Police confirmed that the weapon used in this senseless killing was registered to and owned by Austin’s father. It appears the teen did not buy the gun but got the weapon from his home and launched focused intent to carry out his plans.

Now that authorities know this was not a random shooting, but one of pointed revenge, more questions are sure to surface around the gun control debate.There are no words to say in moments such as these, but Jaelynn's parents can take comfort in knowing that their daughter's life will not be in vain--because the kids from Parkland and millions of supporters are all over it!

Real life X-Men

History was made Saturday (Mar. 24) when tens of thousands of teens, parents, teachers, community members, and lawmakers took to the streets for the "March For Our Lives" march.

Major cities across the US were flooded with varied cadences and fists pumping the air marking the rise of change.

The Marjory Stoneman Douglas (MSD) students of Parkland have been leading the #NeverAgain movement in response to their school being massacred on Valentine’s Day this year. It was a deadly mass school shooting that left 17 of their friends, and teachers and coaches dead.

As America has seen in recent weeks, gun violence in our schools has not stopped. There has even been a shooting by a teacher from Georgia who chose to bring a firearm to school and shoot up his classroom. Luckily, no students were present, and no one was hurt. One of the continual messages of the #NeverAgain movement and Saturday's march has been protecting one's human right to live unafraid.

However, guns continue to find their way into the hands of incendiary teens who are killing other teens. At the march, through unspoken word, one group of student protestors proposed an answer to the problem.

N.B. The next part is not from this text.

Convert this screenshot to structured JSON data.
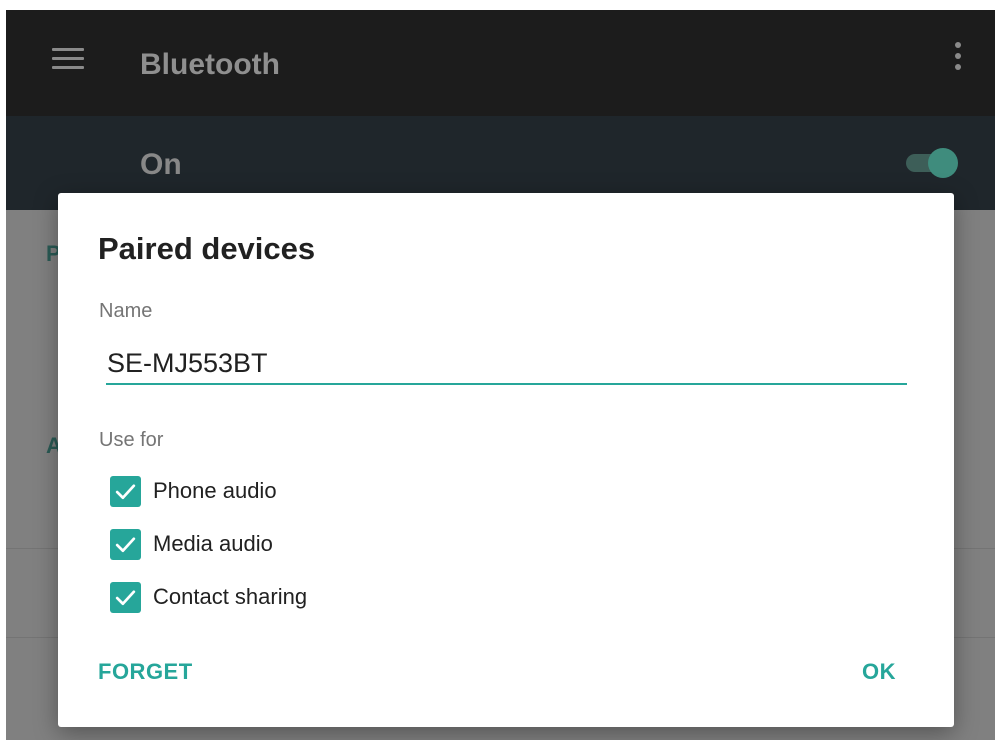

Cameras panning the crowd of protestors during the media's coverage showed posters proudly suggesting the abolishment of the 2nd amendment among other messages that bobbed and bounced to the rhythmic chants. It is an attention-getter and idea that law-abiding gun owners and the National Rifle Association (NRA) surely hate.

Whether it's the NRA, right-wing, or left-wing partisanship, no elected lawmaker can turn a deaf ear or blind eye to the outpour and the turning of the tides. Nor can they reject the cries of the mothers and fathers who have had to bury their babies.

Like the families who have been personally touched by this epidemic, one can only hope that Capitol Hill is just as affected. The need to find resolve and continue healthy discussions at the federal level cannot be overstated.

As America stands tall, March For Our Lives has now taken its rightful place next to the women suffrage protests of the 1900s, the civil rights protests of the 1960s, the Million Man March of 1995, and the Women’s March of 2017. If Trump and Congress thought these kids would go away because small steps have been made, think again. The teen leaders are here to stay. They are committed to moving the hands of justice so that bulletproof vests aren’t part of a child’s back-to-school supply list.